Köln – Am Anfang war ein Piep. Ein kurzer, heller Ton. Der sich bald überall wiederfand und -findet. Mit einem Piep werden wir geweckt, ein Piep kündigt  eine neue Textnachricht auf dem Handy an, oder ein warmes Essen in der Mikrowelle. Ein stetes Piep versichert uns im Krankenhaus, dass wir noch am Leben sind, und es findet sich auch in vielen unserer Lieblingssongs, die das Leben erst lebenswert machen. Schwer vorstellbar, dass es ein Leben vor dem Piep gab.

Denn dieser kleine Ton ist künstlich erzeugt worden, durch  Klangsynthese. In der Natur kommt er nicht vor  und blieb deshalb in den vielen Jahrhunderten, in denen Musik ausschließlich mit Hilfe der menschlichen Stimme und akustischer Instrumente erzeugt wurde, ungehört.
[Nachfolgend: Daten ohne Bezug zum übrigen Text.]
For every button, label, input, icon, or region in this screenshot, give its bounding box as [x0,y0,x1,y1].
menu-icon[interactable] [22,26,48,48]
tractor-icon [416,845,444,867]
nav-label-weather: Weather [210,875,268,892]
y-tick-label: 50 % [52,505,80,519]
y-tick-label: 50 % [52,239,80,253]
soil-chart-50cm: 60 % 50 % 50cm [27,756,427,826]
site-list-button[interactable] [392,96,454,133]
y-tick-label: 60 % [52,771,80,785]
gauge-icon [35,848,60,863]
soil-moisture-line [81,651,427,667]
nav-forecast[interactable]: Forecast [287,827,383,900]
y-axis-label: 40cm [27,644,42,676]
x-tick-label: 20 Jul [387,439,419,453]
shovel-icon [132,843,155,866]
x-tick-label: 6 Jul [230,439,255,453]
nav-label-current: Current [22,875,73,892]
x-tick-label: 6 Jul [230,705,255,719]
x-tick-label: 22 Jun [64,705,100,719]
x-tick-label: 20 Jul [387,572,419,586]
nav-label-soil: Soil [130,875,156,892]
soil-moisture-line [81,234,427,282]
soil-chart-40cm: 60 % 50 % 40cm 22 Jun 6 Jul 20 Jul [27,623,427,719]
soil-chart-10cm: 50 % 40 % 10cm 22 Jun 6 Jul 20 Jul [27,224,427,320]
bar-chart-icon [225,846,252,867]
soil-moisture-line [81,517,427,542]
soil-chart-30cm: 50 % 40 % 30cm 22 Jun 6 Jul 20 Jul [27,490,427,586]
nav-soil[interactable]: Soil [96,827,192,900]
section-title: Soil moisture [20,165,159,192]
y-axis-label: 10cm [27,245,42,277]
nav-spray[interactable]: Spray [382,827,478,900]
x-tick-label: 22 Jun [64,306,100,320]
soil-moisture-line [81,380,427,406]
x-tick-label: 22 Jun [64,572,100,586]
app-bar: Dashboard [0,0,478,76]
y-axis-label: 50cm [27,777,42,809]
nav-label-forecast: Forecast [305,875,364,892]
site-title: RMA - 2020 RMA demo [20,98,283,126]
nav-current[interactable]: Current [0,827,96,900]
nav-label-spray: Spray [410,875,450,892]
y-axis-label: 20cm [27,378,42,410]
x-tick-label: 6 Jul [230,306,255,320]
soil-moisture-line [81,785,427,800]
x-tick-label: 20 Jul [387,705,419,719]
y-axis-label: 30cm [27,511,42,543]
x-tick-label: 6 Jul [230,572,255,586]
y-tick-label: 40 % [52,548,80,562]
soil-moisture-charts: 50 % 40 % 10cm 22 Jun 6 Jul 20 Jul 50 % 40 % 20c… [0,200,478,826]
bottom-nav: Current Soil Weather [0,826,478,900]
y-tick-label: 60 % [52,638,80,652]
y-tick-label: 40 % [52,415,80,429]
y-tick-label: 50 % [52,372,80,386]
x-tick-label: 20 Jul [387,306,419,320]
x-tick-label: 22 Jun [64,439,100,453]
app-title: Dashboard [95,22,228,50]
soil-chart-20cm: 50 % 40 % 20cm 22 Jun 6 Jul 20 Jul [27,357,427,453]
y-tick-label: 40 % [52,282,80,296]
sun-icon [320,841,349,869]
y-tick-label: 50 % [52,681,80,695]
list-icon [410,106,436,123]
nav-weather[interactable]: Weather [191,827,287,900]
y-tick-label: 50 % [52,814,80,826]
Der kurze Film,  der sich dem „Beep“ widmet, ist vielleicht der beste Startpunkt für eine Ausstellung, die sich der Geschichte der elektronischen Musik widmet. Man kann sich tagelang in „Music, Makers & Machines“ verlieren,  rund 13 000 Filme und Fotos gibt es hier zu entdecken, dazu ungezählte Texte, Klangbeispiele und animierte 3D-Objekte. Was es nicht gibt, ist ein Museumswärter, der einen am Ende des Tages nach Hause schickt.  Im Gegenteil, diese Ausstellung hat immer geöffnet, ist kostenlos und man muss sein Haus nicht verlassen, um sie zu besuchen.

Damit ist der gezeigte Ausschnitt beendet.